Hook has gone the organic route, selling the raw milk at his own price. By law, he can only sell at farmer’s markets, on milk rounds and through an Internet service, but not at supermarkets.
Heathcote said many consumers have lost touch with the connection between food and the farm.
“The farm is a fantastic microcosm of the cycle of life,” said Heathcote, 48, who, with his co-director and partner Heike Bachelier, were customers of Hook and Son in southeast Sussex.
“When Steve started doing raw milk we had rounds delivered to our door, which we found fantastic,” he said. “The bottle had a picture of each cow. We found it so intriguing and he seemed a very different kind of farmer.”
Bachelier surprised Heathcote with a visit to the dairy farm and the idea for the film was born.
In an attempt to save his family farm, Hook and his father Phil keep their business small and organic, but it comes at an emotional price.
Ida, Hook’s favorite cow, nearly died during a difficult childbirth. Her good milking genes are lost on male calves, which are ultimately sent off to the slaughterhouse for meat.
Hook shows off the rolls of beef that arrive at his door.
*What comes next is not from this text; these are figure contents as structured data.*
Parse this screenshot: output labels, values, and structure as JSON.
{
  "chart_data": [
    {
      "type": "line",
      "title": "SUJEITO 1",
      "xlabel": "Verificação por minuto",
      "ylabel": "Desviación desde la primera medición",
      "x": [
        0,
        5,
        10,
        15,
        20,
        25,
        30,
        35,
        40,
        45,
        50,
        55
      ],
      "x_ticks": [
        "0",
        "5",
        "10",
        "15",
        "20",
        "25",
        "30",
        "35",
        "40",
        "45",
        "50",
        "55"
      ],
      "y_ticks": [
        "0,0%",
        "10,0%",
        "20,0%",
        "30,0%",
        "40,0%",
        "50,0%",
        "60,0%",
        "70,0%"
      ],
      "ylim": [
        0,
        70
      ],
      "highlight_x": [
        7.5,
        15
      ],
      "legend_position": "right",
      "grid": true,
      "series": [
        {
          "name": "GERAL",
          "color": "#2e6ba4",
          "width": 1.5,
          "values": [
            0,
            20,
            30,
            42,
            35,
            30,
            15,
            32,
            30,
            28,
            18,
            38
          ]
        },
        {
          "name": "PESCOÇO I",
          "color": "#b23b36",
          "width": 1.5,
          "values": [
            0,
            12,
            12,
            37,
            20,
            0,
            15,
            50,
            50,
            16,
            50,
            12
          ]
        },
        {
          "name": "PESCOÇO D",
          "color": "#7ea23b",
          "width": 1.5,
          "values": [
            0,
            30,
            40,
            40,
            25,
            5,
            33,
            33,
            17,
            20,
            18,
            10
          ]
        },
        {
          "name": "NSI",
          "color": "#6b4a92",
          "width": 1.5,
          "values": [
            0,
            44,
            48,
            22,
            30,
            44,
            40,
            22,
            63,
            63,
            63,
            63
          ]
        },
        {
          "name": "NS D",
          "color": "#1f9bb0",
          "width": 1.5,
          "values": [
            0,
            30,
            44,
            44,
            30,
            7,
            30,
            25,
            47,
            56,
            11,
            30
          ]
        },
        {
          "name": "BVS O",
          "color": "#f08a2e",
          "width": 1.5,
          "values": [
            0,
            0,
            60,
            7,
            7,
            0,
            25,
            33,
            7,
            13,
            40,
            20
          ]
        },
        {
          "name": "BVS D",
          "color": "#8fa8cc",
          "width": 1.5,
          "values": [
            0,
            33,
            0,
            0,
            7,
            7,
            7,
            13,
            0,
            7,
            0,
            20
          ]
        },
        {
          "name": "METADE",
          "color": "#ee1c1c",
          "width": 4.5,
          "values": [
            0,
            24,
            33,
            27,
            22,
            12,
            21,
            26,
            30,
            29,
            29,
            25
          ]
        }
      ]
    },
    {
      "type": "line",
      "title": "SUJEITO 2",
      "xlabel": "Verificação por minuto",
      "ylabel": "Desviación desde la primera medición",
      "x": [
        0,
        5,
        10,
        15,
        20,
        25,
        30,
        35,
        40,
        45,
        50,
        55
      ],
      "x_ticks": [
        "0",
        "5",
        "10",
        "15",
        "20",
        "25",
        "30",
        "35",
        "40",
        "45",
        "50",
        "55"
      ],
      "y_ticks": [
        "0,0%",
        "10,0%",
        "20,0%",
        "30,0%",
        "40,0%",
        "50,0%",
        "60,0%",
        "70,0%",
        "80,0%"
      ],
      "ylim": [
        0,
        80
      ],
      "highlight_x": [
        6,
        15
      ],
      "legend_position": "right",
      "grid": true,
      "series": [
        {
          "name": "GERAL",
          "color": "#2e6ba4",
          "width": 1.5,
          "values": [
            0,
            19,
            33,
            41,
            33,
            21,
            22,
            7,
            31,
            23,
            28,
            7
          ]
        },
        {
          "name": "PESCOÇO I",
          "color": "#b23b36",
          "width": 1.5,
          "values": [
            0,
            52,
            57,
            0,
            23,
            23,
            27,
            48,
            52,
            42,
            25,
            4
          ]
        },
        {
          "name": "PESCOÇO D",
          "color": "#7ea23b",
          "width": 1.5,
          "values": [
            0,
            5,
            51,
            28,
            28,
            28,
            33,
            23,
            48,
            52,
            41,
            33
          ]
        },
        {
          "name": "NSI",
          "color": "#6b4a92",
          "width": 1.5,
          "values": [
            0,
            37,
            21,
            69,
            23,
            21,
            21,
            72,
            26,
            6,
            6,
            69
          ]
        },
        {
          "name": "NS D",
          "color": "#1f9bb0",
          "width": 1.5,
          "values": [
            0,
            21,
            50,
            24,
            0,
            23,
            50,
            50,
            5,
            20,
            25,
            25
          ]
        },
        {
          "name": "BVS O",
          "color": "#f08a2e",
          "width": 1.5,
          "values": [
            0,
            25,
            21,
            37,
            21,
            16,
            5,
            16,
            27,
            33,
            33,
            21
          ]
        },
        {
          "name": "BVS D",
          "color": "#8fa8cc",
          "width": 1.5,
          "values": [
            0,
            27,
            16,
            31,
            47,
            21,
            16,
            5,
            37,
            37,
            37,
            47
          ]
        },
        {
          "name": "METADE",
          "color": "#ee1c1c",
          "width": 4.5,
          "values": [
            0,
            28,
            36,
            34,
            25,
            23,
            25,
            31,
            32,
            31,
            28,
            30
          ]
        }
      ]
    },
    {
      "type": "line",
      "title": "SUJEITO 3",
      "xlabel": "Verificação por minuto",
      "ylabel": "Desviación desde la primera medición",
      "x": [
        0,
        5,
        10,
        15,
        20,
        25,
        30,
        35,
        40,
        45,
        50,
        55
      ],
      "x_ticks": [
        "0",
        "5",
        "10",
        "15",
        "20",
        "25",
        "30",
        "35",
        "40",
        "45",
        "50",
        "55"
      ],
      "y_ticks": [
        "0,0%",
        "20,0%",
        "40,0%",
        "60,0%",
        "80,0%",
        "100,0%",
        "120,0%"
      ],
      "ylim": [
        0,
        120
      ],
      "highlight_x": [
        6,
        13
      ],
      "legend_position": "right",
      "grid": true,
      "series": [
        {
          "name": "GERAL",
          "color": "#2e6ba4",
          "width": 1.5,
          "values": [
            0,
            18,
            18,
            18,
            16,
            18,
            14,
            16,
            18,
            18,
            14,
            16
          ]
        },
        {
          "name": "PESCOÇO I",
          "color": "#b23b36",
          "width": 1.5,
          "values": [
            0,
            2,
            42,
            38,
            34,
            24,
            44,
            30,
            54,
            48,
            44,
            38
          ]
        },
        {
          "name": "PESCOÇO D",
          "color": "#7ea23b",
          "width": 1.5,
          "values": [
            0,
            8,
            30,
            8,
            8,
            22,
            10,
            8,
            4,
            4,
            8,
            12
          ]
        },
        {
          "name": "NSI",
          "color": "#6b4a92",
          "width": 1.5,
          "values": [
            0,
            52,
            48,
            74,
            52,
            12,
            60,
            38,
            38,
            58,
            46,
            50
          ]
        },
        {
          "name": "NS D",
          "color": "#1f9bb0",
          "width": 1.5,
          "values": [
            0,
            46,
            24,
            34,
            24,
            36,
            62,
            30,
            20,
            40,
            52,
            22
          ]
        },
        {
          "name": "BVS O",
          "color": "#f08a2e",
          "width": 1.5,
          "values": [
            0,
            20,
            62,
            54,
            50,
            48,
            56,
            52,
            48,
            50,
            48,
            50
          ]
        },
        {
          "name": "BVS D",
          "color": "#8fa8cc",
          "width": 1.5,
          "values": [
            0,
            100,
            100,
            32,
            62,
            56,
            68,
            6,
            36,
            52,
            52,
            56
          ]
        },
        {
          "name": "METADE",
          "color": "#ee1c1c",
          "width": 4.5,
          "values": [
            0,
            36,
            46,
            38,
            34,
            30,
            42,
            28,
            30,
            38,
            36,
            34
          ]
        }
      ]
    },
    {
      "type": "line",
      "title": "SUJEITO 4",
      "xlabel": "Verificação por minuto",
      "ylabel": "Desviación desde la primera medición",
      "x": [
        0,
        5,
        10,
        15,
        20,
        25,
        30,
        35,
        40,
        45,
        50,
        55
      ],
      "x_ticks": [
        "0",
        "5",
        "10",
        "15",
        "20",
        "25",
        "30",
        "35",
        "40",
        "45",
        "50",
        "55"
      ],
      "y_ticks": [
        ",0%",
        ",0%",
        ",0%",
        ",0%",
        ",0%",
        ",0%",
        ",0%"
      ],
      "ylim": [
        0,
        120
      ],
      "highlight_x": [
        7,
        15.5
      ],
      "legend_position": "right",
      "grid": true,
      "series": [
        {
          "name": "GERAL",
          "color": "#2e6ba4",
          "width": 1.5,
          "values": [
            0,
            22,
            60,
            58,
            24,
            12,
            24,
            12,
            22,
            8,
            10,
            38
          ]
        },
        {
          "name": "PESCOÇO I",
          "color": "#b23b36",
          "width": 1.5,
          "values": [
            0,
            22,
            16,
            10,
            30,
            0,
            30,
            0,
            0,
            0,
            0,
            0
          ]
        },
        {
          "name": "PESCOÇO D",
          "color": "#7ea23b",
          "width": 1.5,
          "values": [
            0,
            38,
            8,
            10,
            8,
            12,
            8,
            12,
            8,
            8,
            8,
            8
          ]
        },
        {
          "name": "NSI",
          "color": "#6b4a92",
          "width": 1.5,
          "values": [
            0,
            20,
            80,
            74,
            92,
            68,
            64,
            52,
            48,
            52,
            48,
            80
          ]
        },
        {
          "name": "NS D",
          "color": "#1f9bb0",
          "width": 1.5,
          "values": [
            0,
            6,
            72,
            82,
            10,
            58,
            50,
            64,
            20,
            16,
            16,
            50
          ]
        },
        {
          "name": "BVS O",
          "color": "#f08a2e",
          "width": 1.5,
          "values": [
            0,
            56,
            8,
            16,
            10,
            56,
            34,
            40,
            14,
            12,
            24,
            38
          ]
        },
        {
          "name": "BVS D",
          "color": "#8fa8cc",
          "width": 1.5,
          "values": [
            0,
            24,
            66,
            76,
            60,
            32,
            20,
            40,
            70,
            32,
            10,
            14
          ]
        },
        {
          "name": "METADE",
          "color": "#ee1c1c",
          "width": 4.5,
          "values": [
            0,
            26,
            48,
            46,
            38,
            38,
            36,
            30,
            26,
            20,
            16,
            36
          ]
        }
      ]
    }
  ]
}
They were once Kato, a 3-year-old steer he said led a “pretty good life” on the farm.
“At most dairy farms, that fellow would be shot at birth,” says Hook in the film.
He has noticed that his cows live to 9 or 10; those on regular dairy farms live only to about 6. “Having a stress-free life makes them very healthy,” he said. “They don’t get mastitis or lameness.”
Hook is raw milk’s biggest fan. “I drink a pint without thinking about it,” he says. “When I drink shop milk, it’s horrible. The milk the consumer gets is, in my eyes, pretty unpleasant — not what I think milk should be.”
In 2007, when he first began, Hook sold 12 pints a week; now he sells 6,000 a week. With a new bottling machine, he can cap 200 pints of milk in 25 minutes.
“We can’t produce enough,” he said. “You can’t compare it.”
The three dangers in raw milk are tuberculosis, undulant fever and pathogens from poor cow health, milking hygiene or storage, according to Hook.
“TB has been eradicated and our tests for pathogens are far and above what is required by the government,” said Hook.
Despite its growing popularity, unsterilized or unpasteurized milk can be a threat to public health, according to Dr. William Schaffner, chair of preventive medicine at Vanderbilt University Medical Center in Nashville.
Rules are the same in the United States: Farmers can only sell raw milk directly to the consumer.
“The reason we pasteurize milk is to make it safe,” said Schaffner.
Life-threatening bacteria like e coli, salmonella, shigella and listeria, among others, are carried in the intestinal tract of the dairy herd and can be transmitted to the milk.
“The back end of the cow is so close to the udder, and you can’t put the cow in an autoclave and sterilize it,” said Schaffner. “No matter how hygienic you are, bacteria, which are microscopic, can find their way into the milk readily.”
Milk can be tested, he said, but when they are small in number pathogens “can evade the test and be falsely negative, so it’s not an absolute guarantor of safety.”
These bacteria-borne infections are communicable and can spread to others in a household, including children, even if they do not consume the milk, according to Schaffner.
Just this year, a multi-state outbreak of listeriosis from Italian ricotta cheese hospitalized 20 and killed four, according to the Centers for Disease Control and Prevention. Mexican style cheeses have also been implicated in similar deaths.